# Gunners Up customer service



## Kasomor (Nov 29, 2008)

Just wanted to post that I ordered a Son of a Gun launcher by Gunners Up.

Didn't buy it direct from Gunners Up but from a dealer. I ordered and received the storage bag that the launcher stores in at the same time. Realized immediately that there was a problem with the zipper on the bag so contacted the dealer with my concerns. Was forwarded on to Gunners Up.

Long story short. Two phone calls...no questions ask of me except for my adress.....and I had a new bag within a week!! They didn't even ask for the original bag back......

I love the launcher.....don't have to worry about getting smacked by the basket when loading....like I do with the Zinger...and the customer service is second to none. 

Cheers,


----------



## TroyFeeken (May 30, 2007)

I bought a SOG from a vendor and contacted GunnersUp after the first week as one of the bands broke and the ring went launching into the pond next to the winger during launch. GU sent me a new box with rings and bands right away after just a couple emails.

Excellent company.


----------



## WRL (Jan 4, 2003)

Awesome!

WRL


----------



## DKR (May 9, 2003)

Jerry, is the bomb. Great guy


----------



## BirdHntr (Apr 30, 2005)

Deleted Post


----------



## captainjack (Apr 6, 2009)

Had a leg break on an original . Called and was asked how old and what is your address. Had a new leg assembly in a couple of days. Outstanding CS!


----------



## Chris Videtto (Nov 4, 2010)

I just ordered 2 gunners up sog used with no electronics. Which would you more experienced people recommend the tritronics or the dogtra. 

Thanks


----------



## DKR (May 9, 2003)

ctretriever said:


> I just ordered 2 gunners up sog used with no electronics. Which would you more experienced people recommend the tritronics or the dogtra.
> 
> Thanks


The two primary providers of electronics are Dogtra and Tritronics. Either would be an excellent choice, I think the dogtra might win out right now over Tritronics if you asked 10 people who used them.

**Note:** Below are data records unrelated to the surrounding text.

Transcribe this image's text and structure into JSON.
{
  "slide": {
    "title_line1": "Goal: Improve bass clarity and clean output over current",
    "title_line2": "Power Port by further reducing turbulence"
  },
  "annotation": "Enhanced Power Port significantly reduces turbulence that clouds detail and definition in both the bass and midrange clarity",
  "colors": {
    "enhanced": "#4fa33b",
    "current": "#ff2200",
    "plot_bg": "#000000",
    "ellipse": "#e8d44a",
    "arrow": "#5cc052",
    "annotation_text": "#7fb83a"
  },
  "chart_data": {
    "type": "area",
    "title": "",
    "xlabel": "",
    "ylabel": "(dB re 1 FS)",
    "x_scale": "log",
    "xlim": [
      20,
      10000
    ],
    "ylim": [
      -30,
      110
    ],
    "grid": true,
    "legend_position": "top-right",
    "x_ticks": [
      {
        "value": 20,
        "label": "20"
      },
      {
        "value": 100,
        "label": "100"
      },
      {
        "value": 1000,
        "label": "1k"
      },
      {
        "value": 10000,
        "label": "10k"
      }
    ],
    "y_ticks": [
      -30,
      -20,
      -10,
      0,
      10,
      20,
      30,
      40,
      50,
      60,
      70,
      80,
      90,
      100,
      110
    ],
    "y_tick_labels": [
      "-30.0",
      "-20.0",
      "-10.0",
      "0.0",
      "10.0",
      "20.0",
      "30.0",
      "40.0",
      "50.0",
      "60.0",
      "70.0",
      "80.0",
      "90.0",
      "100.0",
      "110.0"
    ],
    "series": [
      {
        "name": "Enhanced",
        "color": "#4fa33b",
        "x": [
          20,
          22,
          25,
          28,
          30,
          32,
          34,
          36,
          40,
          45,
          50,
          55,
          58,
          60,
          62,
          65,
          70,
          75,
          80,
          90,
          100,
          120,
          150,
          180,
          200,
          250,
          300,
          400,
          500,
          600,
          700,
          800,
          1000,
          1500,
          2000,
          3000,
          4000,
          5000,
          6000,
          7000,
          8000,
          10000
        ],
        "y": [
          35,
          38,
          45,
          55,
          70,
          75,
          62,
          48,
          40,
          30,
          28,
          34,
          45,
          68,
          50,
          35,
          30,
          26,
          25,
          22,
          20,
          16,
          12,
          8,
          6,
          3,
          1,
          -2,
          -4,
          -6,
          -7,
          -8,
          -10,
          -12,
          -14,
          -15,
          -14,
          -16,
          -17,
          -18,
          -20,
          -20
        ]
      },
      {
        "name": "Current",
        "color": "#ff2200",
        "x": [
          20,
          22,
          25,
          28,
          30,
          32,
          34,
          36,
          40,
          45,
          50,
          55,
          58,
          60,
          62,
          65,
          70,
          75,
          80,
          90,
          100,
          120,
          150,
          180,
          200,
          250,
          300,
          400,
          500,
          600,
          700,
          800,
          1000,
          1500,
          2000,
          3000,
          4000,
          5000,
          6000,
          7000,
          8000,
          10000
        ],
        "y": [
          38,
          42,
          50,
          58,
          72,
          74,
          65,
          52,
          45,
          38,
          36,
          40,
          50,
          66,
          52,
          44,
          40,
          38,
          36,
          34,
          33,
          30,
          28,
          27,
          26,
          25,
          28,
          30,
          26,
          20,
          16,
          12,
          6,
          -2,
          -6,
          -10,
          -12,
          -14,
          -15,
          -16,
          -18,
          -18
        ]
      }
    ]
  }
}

I have Tritronics myself because I could buy them at a much better price than Dogtra. Plus I am a loyal Tritronics user and have been for years. That said, had the Dogtra been much cheaper I would have gone with them.

I am very pleased with Tritronics so far.


----------



## Chris Videtto (Nov 4, 2010)

thanks for the info! I'm leaning to the tritronics.


----------



## Kasomor (Nov 29, 2008)

I have worked with both.

If sound is important to you get the Dogtra.

If not, it doesn't matter which you get.


----------



## Joe Dutro (Nov 20, 2007)

I personally use TT and love mine. But in the last year I am hearing more complaints about the reception distance of the TT vs the Dogtra. It seems Dogtra works better at longer distances. Plus Dogtra actually has a stonger signal at the receiver end.
Joe


----------



## Gunners Up (Jul 29, 2004)

They are both great companies with great products. I use Tri-Tronics collars exclusively on the dogs. We have found the Dog-Tra remote receivers do seem to operate better at greater distances and also they will hold a charge longer. Many times the test receiver gets left on over the weekend or long Holiday at the shop and when we come back they operate flawlessly. If only someone would come out with a transmitter that would operate both the collar and the remote receivers.

One less thing to worry about regards!

Rich


----------



## Chris Videtto (Nov 4, 2010)

Thanks for all the great feedback on which electronic set up to get!!!!


----------